Die alleinige Anordnung von Testamentsvollstreckung soll dagegen noch keine Verschiebung der Fälligkeit rechtfertigen. Wird ein "betagtes" Vermächtnis vorzeitig erfüllt, ist die Rückforderung ausgeschlossen und die Erstattung von Zwischenzinsen kann nicht verlangt werden (§ 813 Abs. 2 BGB).
III. Wertverhältnisse
Rz. 6
Die Entstehung und Fälligkeit des Vermächtnisanspruches können auseinanderfallen. Es stellt sich dann die Frage, welcher Zeitpunkt für die Wertberechnung maßgebend ist. Ist die Höhe des Vermächtnisanspruchs nach dem Wert eines Bruchteils des Nachlasses bestimmt, ist grundsätzlich der Zeitpunkt des Erbanfalls maßgebend.

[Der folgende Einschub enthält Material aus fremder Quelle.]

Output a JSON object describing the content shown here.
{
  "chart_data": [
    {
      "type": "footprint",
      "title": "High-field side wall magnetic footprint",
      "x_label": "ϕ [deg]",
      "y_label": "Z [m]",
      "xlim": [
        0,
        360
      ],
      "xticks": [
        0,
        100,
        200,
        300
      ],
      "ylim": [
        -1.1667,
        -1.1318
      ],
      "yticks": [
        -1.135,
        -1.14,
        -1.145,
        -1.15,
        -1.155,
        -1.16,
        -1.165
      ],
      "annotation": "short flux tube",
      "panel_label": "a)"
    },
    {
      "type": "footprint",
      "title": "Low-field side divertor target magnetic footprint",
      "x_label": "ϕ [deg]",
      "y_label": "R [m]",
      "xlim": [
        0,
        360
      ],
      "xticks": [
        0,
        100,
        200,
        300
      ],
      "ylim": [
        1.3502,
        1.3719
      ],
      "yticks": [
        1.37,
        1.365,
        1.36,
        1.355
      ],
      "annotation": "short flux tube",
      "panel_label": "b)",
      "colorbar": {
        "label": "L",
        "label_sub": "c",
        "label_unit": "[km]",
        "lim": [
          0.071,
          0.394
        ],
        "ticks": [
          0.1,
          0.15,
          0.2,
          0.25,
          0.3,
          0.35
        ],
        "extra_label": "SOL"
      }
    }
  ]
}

Nach einer Geldentwertung ist für die Bewertung des Bruchteils auf den Zeitpunkt der Tilgung abzustellen, wenn der Bedachte nach dem Willen des Erblassers den Wert eines bestimmten Teils des Nachlasses erhalten sollte. Im Übrigen ist durch Auslegung der Wille des Erblassers zu bestimmen.
IV. Ausschlagung des Vermächtnisses
Rz. 7
Vgl. hierzu die Ausführungen zu § 2180 BGB.